Staf Khusus Presiden: Tidak Ada Permohonan Yang Masuk

Sabtu, 09 April 2011, 05:00 WIB
Permintaan Izin Pemeriksaan Gubernur Nyangkut Dimana?
ilustrasi, korupsi
RMOL.Permintaan izin pemeriksaan 61 kepala daerah atau wakil kepala daerah yang diajukan Kejaksaan Agung kepada Presiden, sampai kemarin tidak jelas juntrungannya. Surat itu nyangkut di mana?

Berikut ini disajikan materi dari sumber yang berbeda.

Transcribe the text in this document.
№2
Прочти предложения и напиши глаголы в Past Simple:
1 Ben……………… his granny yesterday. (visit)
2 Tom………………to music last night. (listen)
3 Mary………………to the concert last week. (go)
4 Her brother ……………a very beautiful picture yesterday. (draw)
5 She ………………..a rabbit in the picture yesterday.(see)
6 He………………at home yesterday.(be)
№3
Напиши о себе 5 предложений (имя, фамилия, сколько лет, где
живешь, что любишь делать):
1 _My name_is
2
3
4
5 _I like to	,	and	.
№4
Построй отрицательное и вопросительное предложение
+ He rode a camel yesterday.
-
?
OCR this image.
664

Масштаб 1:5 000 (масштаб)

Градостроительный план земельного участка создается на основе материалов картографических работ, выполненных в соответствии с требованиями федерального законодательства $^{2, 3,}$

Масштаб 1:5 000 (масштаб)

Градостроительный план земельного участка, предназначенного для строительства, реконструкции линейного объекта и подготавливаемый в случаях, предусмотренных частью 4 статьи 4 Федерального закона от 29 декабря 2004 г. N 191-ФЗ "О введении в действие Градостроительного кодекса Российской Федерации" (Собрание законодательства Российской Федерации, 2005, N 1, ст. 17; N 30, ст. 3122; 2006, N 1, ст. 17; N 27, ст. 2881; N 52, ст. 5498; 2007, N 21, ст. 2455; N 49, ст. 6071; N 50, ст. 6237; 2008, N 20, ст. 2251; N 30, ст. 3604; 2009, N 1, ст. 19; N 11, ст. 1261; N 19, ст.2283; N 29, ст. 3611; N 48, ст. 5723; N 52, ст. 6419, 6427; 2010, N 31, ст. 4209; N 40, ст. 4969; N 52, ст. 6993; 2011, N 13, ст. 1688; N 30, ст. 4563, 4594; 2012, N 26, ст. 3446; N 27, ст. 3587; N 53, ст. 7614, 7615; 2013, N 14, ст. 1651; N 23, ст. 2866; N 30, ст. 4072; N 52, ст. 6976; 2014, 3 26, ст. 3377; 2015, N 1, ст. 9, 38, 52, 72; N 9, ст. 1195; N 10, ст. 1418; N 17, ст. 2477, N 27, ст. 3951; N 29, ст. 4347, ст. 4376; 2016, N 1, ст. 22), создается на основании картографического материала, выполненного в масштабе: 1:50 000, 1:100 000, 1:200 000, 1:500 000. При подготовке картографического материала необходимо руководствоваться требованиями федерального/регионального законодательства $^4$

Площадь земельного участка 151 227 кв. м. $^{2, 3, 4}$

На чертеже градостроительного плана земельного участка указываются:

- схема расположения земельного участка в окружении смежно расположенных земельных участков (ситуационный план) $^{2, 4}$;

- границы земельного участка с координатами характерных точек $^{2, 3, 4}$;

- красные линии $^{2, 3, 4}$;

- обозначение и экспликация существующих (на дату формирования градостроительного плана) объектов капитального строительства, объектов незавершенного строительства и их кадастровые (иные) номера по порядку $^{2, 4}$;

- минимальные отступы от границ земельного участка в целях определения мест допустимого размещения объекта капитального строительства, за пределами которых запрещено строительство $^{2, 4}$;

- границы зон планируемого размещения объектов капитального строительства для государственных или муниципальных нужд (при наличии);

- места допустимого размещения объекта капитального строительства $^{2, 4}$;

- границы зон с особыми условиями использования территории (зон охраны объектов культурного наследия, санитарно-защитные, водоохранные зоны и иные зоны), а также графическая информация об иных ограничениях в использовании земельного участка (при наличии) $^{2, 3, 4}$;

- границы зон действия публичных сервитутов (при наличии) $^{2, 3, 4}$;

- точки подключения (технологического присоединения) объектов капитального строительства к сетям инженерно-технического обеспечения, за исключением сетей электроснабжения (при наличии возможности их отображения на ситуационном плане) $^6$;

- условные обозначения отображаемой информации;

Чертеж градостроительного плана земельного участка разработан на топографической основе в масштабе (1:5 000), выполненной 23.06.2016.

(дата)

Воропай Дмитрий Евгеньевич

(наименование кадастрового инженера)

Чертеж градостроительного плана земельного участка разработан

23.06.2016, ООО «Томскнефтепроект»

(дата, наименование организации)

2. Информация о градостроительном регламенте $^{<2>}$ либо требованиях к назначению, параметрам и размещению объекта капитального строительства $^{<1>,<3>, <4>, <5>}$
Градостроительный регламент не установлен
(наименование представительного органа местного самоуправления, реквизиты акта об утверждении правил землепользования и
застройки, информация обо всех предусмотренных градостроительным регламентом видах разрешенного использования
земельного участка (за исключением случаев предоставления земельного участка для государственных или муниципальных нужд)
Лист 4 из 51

Menurut Kepala Pusat Pene­rangan Hukum Kejaksaan Agung (Kapuspenkum Kejagung) Noor Rochmad, pihaknya telah me­ngajukan izin pemeriksaan para kepala daerah itu sebagai tersang­ka maupun saksi sejak 2005 hingga 2011.

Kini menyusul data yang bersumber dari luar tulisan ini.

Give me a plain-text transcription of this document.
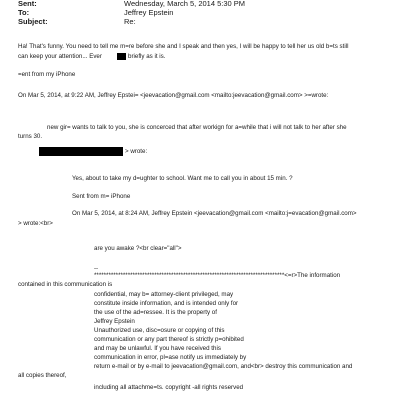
Sent:	Wednesday, March 5, 2014 5:30 PM
To:	Jeffrey Epstein
Subject:	Re:
Ha! That's funny. You need to tell me m=re before she and I speak and then yes, I will be happy to tell her us old b=ts still
can keep your attention... Ever	briefly as it is.
=ent from my iPhone
On Mar 5, 2014, at 9:22 AM, Jeffrey Epstei= <jeevacation@gmail.com <mailto:jeevacation@gmail.com> >=wrote:
new gir= wants to talk to you, she is concerced that after workign for a=while that i will not talk to her after she
turns 30.
> wrote:
Yes, about to take my d=ughter to school. Want me to call you in about 15 min. ?
Sent from m= iPhone
On Mar 5, 2014, at 8:24 AM, Jeffrey Epstein <jeevacation@gmail.com <mailto:j=evacation@gmail.com>
> wrote:<br>
are you awake ?<br clear="all">
--
*******************************************************************************<=r>The information
contained in this communication is
confidential, may b= attorney-client privileged, may
constitute inside information, and is intended only for
the use of the ad=ressee. It is the property of
Jeffrey Epstein
Unauthorized use, disc=osure or copying of this
communication or any part thereof is strictly p=ohibited
and may be unlawful. If you have received this
communication in error, pl=ase notify us immediately by
return e-mail or by e-mail to jeevacation@gmail.com, and<br> destroy this communication and
all copies thereof,
including all attachme=ts. copyright -all rights reserved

Meski begitu, Noor yakin jika surat izin pemeriksaan 61 kepala daerah tersebut sudah tiba di meja kerja Presiden, maka Presiden akan menandatanganinya. “Yang jelas, saya yakin Presiden akan me­nandatangani surat itu,” ka­tanya, kemarin.

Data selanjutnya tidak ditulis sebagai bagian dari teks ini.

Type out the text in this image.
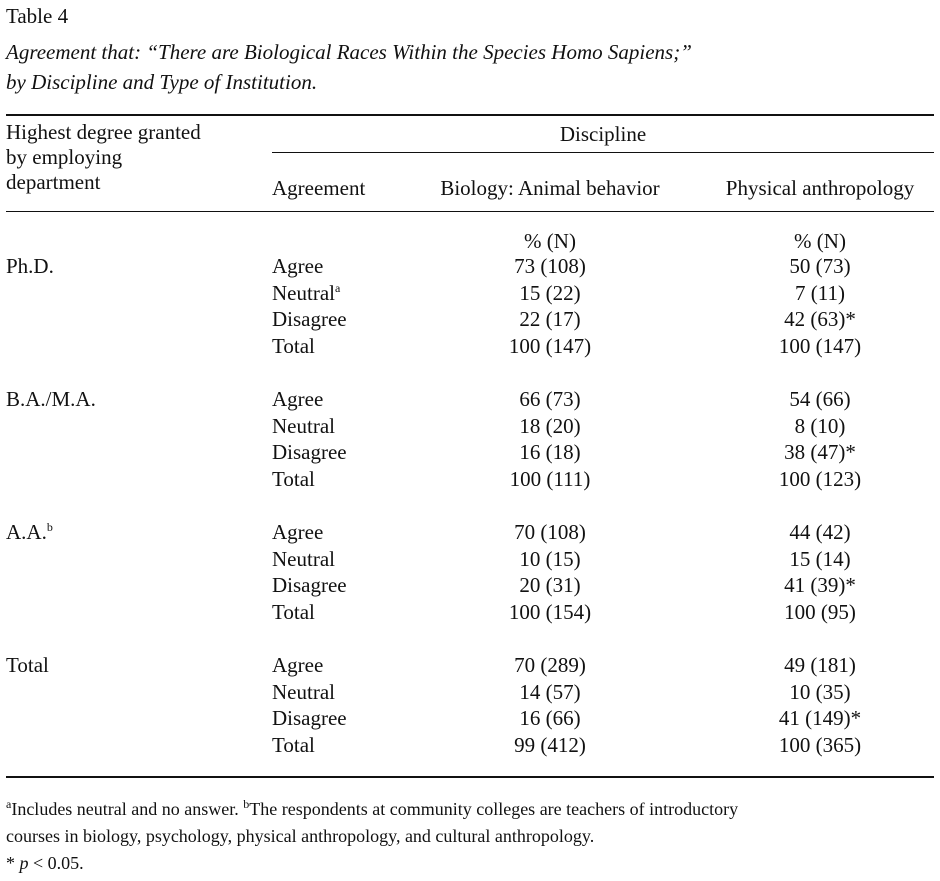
Table 4
Agreement that: “There are Biological Races Within the Species Homo Sapiens;”
by Discipline and Type of Institution.
Highest degree granted
by employing
department
Discipline
Agreement	Biology: Animal behavior	Physical anthropology
% (N)	% (N)
Ph.D.	Agree	73 (108)	50 (73)
Neutral$^a$	15 (22)	7 (11)
Disagree	22 (17)	42 (63)*
Total	100 (147)	100 (147)
B.A./M.A.	Agree	66 (73)	54 (66)
Neutral	18 (20)	8 (10)
Disagree	16 (18)	38 (47)*
Total	100 (111)	100 (123)
A.A.$^b$	Agree	70 (108)	44 (42)
Neutral	10 (15)	15 (14)
Disagree	20 (31)	41 (39)*
Total	100 (154)	100 (95)
Total	Agree	70 (289)	49 (181)
Neutral	14 (57)	10 (35)
Disagree	16 (66)	41 (149)*
Total	99 (412)	100 (365)
$^a$Includes neutral and no answer. $^b$The respondents at community colleges are teachers of introductory
courses in biology, psychology, physical anthropology, and cultural anthropology.
* p < 0.05.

Namun, pihak Istana mera­gu­kan, apakah betul sudah ada surat permintaan izin pemeriksaan 61 kepala daerah tersebut. “Kalau me­mang ada, pasti dua atau tiga hari akan ditandatangani Presi­den. Pre­siden tidak pernah meng­hambat suatu proses hukum apa­bila me­mang yang bersangkutan bersa­lah,” kata Staf Khusus Pre­siden Bidang Informasi, Heru Lelono yang dihubungi lewat telepon.

Heru mencontohkan, dirinya per­nah mendapat pertanyaan dari perwakilan LSM dan kyai dari Te­gal, Jawa Tengah mengenai pe­nanganan kasus dugaan korupsi Bupati Tegal. LSM dan kyai itu me­nanyakan, apakah surat izin Pre­siden untuk pemeriksaan Bu­pa­ti tersebut sudah keluar atau belum.

“Saya dikasih info, kejaksaan sudah mengirim ke Presiden. Saat rapat kabinet, saya langsung ber­tanya kepada Jaksa Agung. Saya ta­nya juga ke Seskab Pak Dipo Alam. Semingu kemudian saya men­dapat jawaban, tidak ada surat permoho­nan izin pemeriks­aa­n Bupati Tegal. Ini kan aneh,” katanya.

Heru menambahkan, Presiden memiliki political will yang baik terhadap upaya  penegakan hu­kum  dengan memberikan izin pe­meriksaan terhadap beberapa ke­pala daerah, tidaklah didasari siapa kepala daerah yang diberi­kan izin untuk diperiksa, baik oleh kejaksaan maupun kepo­li­sian. “Pak Presiden pernah bilang bahwa pemberantasan korupsi itu prioritas, tapi jangan terlalu mu­dah menjadikan seseorang ter­sangka. Sebaliknya, jika memang bukti-bukti sudah kuat, jangan ditunda penyelesaiannya.”

Kemudian, Heru berjanji akan me­­minta informasi lebih lanjut ke­pada Sekretaris Pribadi Pre­siden dan Menteri Sekretaris Ka­bi­net Dipo Alam. “Tadi saya lang­­sung SMS Pak Dipo yang mung­kin sedang di pesawat dari Bali untuk meminta jawabannya.”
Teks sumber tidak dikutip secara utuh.